Rien qu’en France, on compte, depuis le 1er janvier, 30 féminicides – trente en deux mois, soit une toutes les deux jours. Le premier risque de mort pour une femme étant celui de mourir des suites de violences conjugales. L’an dernier, on dénombrait plus de 100 féminicides (109 exactement).

La dernière en date, Julie, tuée au fusil de chasse par son mari (après avoir maintes fois alerté, en vain, la police) vivait dans une « terreur permanente. »

Plus encore, derrière ces propos réactionnaires, se cache un autre subterfuge, moins visible tant le premier est gros. Il s’agit de réduire le patriarcat, et les violences faites aux femmes, à son cas le plus extrême, celui du féminicide, en oubliant la longue chaîne d’oppression qui le commande. En effet, loin de constituer un cas exceptionnel, ou qui se réduirait à des problèmes conjugaux, le féminicide la conséquence la plus visible et horrifiante d’une chaîne de domination, d’humiliation et d’oppression quotidienne vécue par les femmes et reproduites par la société et ses institutions. On pourrait aux violences faites aux femmes ajouter la précarité, qui les frappe les premières ; l’inégalité salariale ; les attaques faites contre leurs droits, notamment l’avortement ; la domination quotidienne qui va des brimades et des humiliations aux atteintes physiques pouvant aller jusqu’au meurtre ; la marchandisation de leurs corps etc. Cette oppression et humiliation qui pousse parfois à inverser la statistique des violences…

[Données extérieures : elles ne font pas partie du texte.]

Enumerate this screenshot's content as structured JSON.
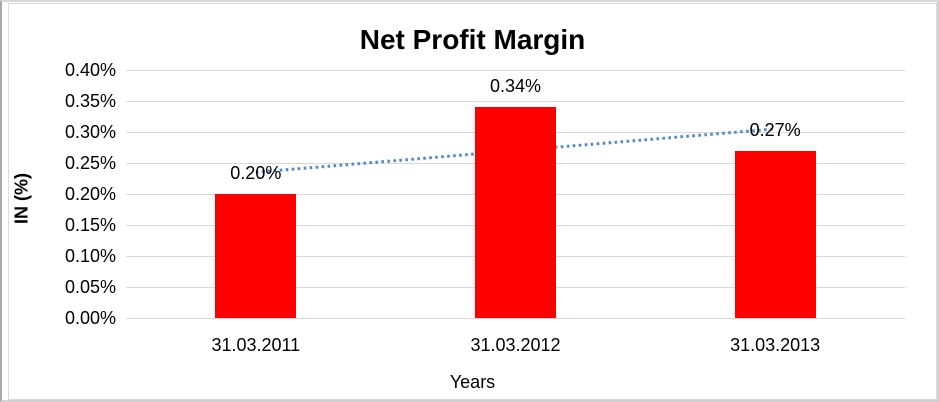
{
  "chart_data": {
    "type": "bar",
    "title": "Net Profit Margin",
    "xlabel": "Years",
    "ylabel": "IN (%)",
    "categories": [
      "31.03.2011",
      "31.03.2012",
      "31.03.2013"
    ],
    "values": [
      0.2,
      0.34,
      0.27
    ],
    "data_labels": [
      "0.20%",
      "0.34%",
      "0.27%"
    ],
    "ylim": [
      0.0,
      0.4
    ],
    "ytick_step": 0.05,
    "ytick_labels": [
      "0.00%",
      "0.05%",
      "0.10%",
      "0.15%",
      "0.20%",
      "0.25%",
      "0.30%",
      "0.35%",
      "0.40%"
    ],
    "grid": true,
    "legend": false,
    "bar_color": "#ff0000",
    "gridline_color": "#d9d9d9",
    "text_color": "#000000",
    "trendline": {
      "type": "linear",
      "style": "dotted",
      "color": "#4e8ac8",
      "start_value": 0.235,
      "end_value": 0.305
    }
  }
}
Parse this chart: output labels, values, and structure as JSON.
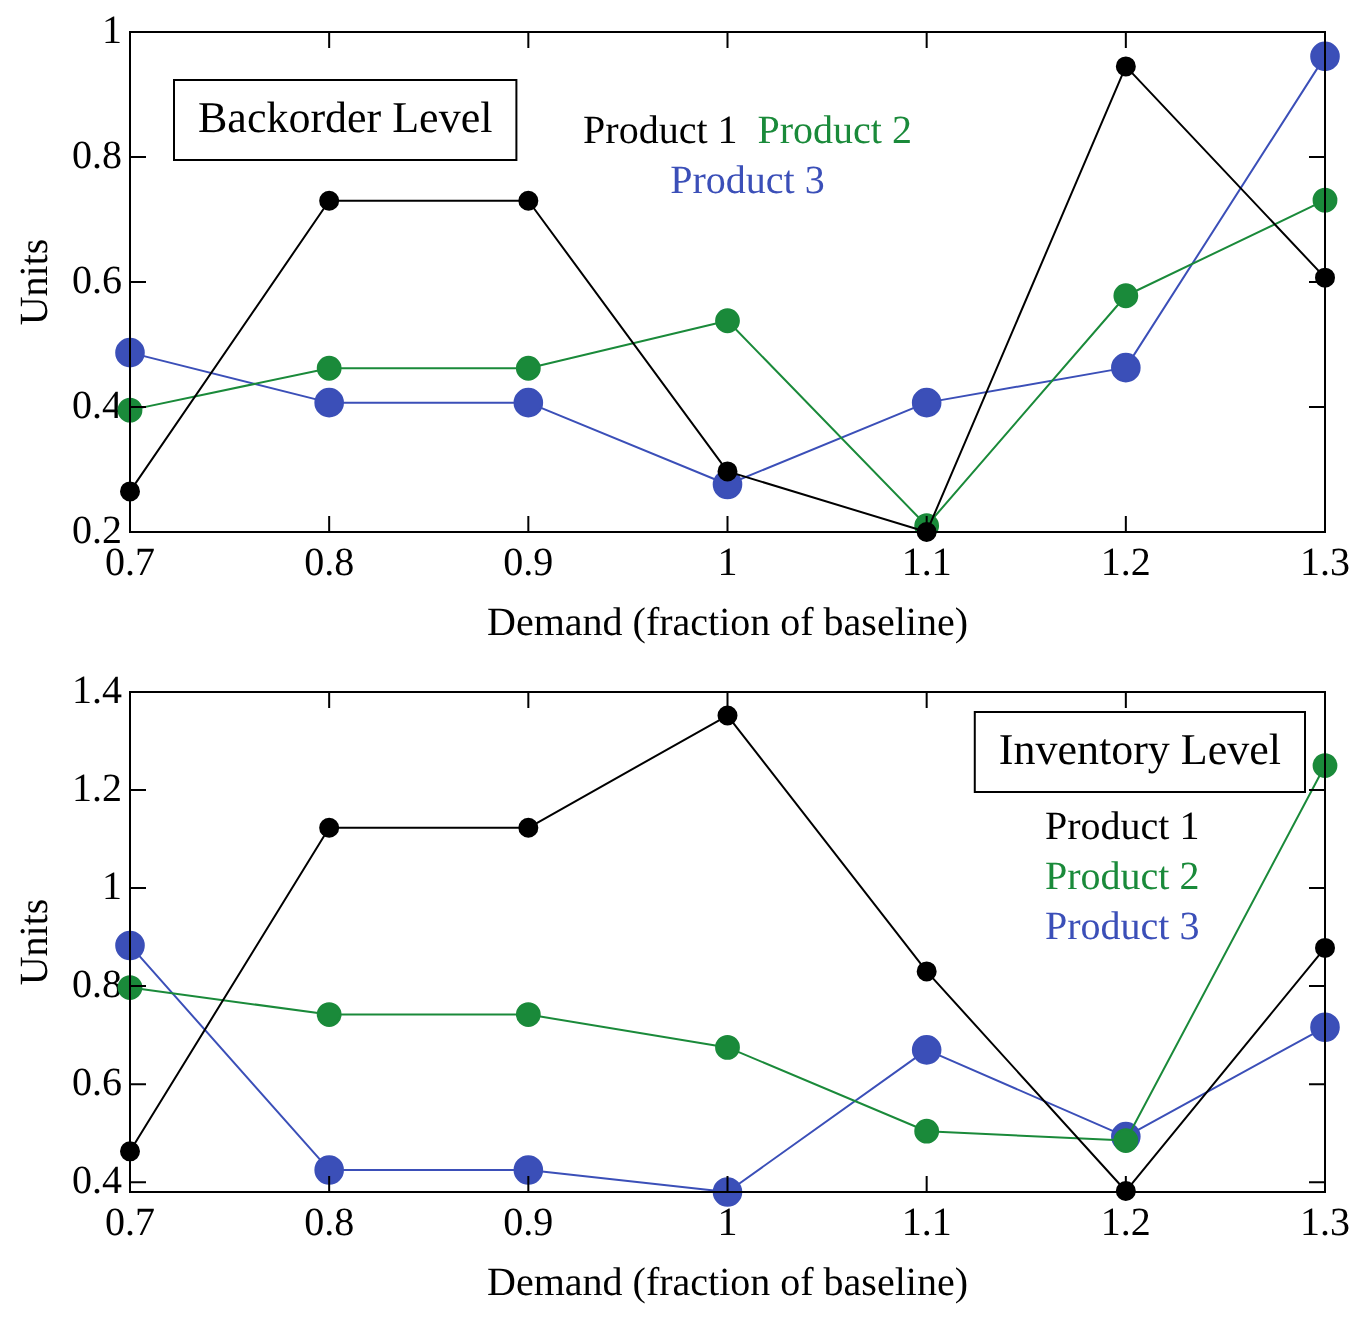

Il ne s’agit que de quelques exemples. Car des Gilles-William Goldnadel, sûr de leur fait, et de leur force, appuyés par des institutions et des idéologies archaïques, il y en a des centaines, des milliers, des millions ; ils se sentent évidemment dans leur bon droit de « corriger » une femme sur les féminicides - et ce à quelques jours du 8 mars.